As violent conflict rages on in Sudan, diplomats and nationals from the United Kingdom, United States, France, and China are set to be evacuated by air, according to a statement from the Sudanese army. Army chief Fattah al-Burhan has pledged to facilitate and secure their evacuation “in the coming hours.”
Al-Burhan is currently embroiled in a bitter power struggle with the leader of the rival paramilitary faction, the Rapid Support Forces (RSF). The ongoing fighting across the country has resulted in the deaths of hundreds of people within the past week.
Previous attempts to evacuate foreign nationals were halted due to safety concerns. The army’s statement detailed that British, US, French, and Chinese diplomats and nationals would be evacuated on military transport planes from the capital, Khartoum.
In addition, Saudi Arabia announced plans to evacuate its citizens and nationals of “brotherly” countries. The Saudi Arabian diplomatic mission has already been evacuated by land to the coastal city of Port Sudan and then by air to Saudi Arabia. The Jordanian diplomatic mission is set to be secured next.
Khartoum’s international airport remains closed due to the ongoing violence, leaving foreign embassies, including the UK and US, unable to repatriate their citizens.

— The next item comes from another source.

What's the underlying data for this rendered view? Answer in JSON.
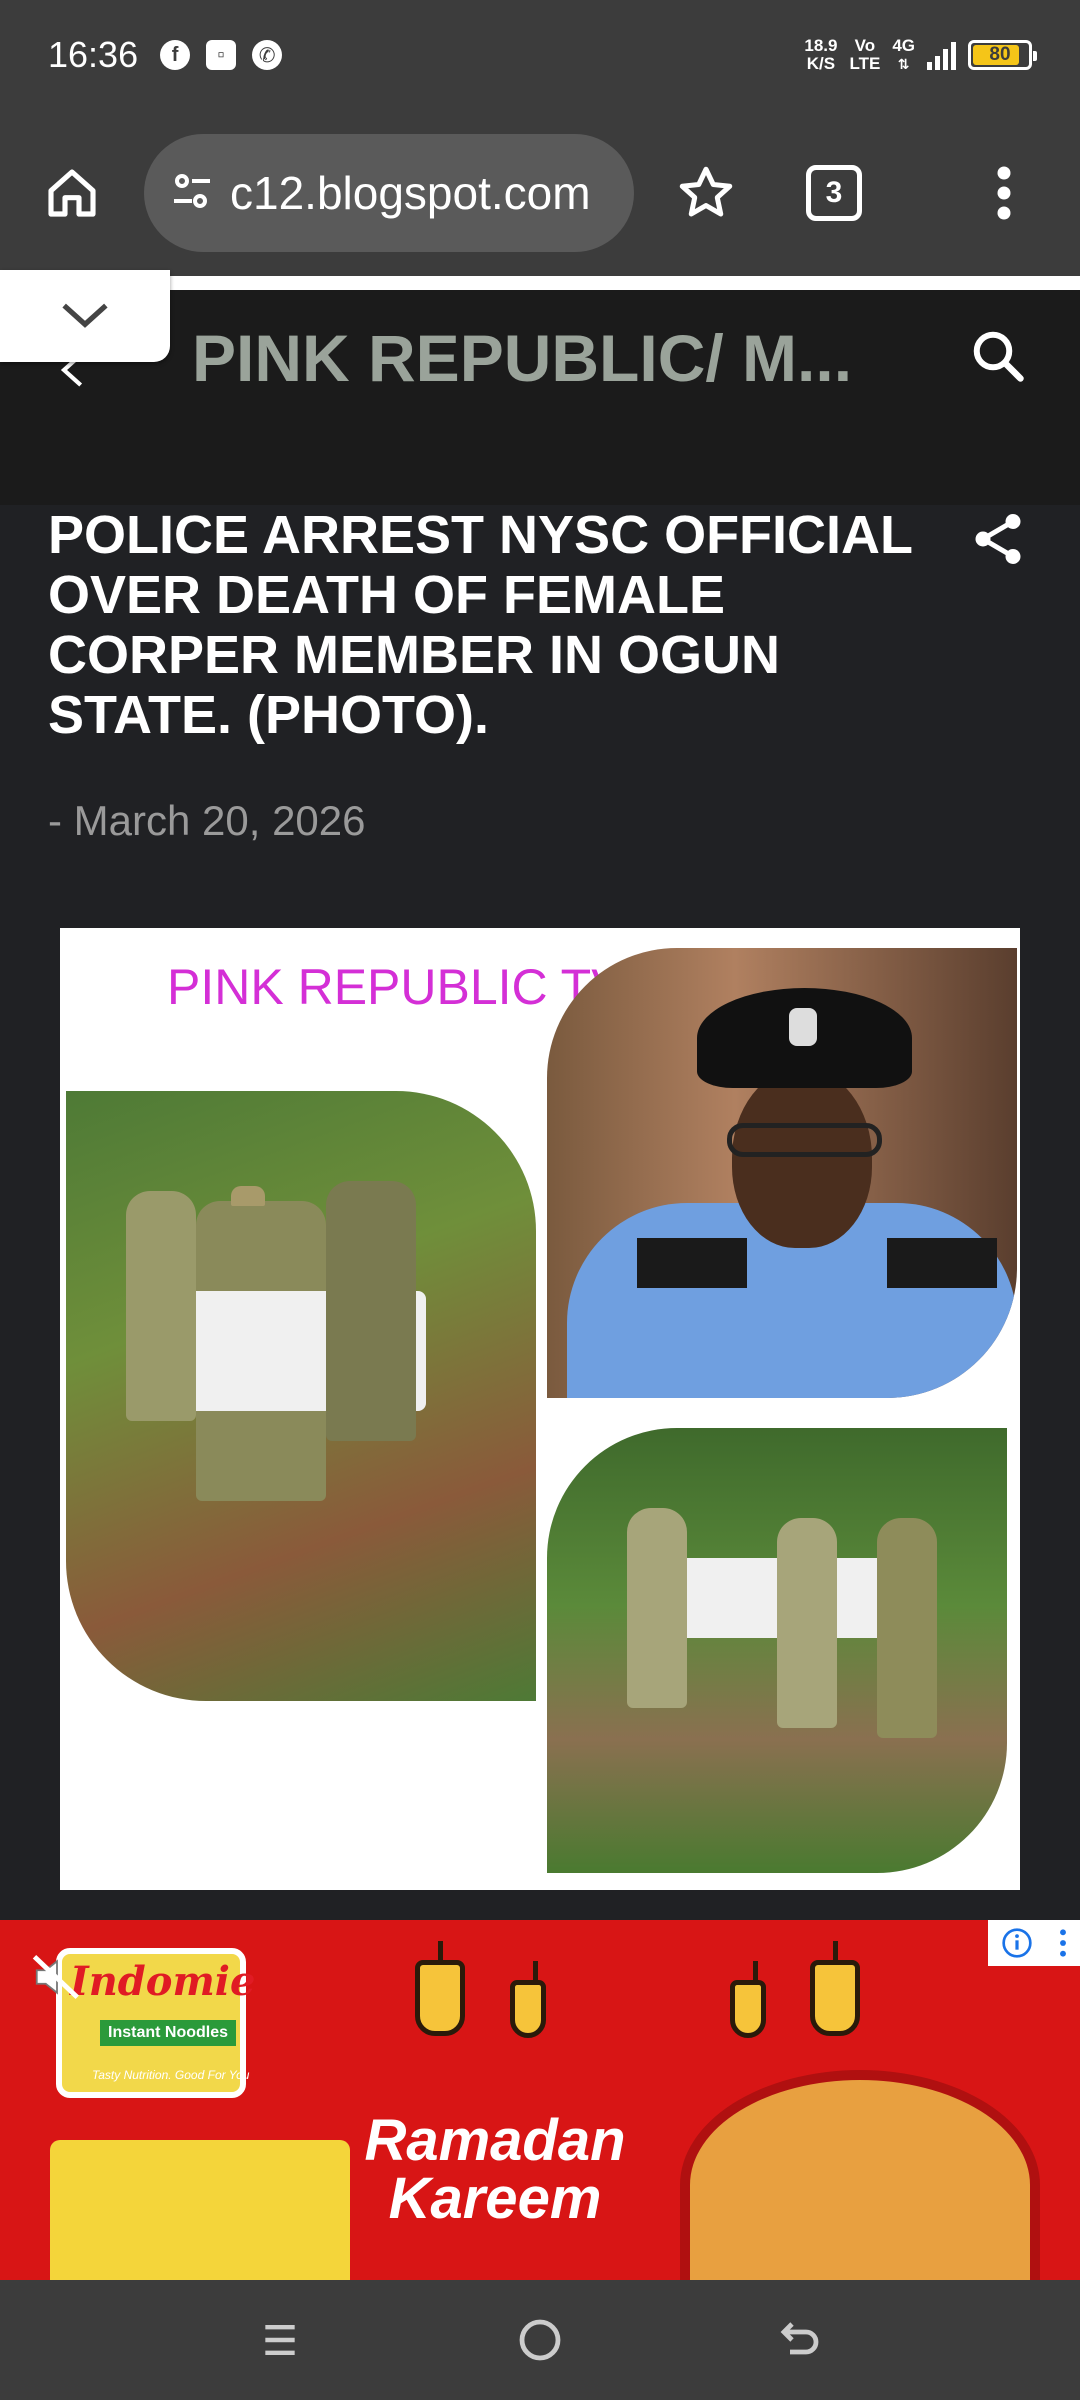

Despite both the army and RSF agreeing to a three-day ceasefire in honor of the Muslim holiday of Eid al-Fitr, starting from Friday, the conflict has entered its second week. Sporadic gunfire and air strikes were reported in the capital on Saturday, despite the truce.
Mariam al-Mahdi, a former foreign minister currently sheltering in Khartoum, told the BBC that the ceasefire was “not taking at all.” She described the dire situation in the city, with a lack of electricity and water, and medical teams being targeted in the fighting. Al-Mahdi also reported: “There are rotting bodies of our youth in the streets.”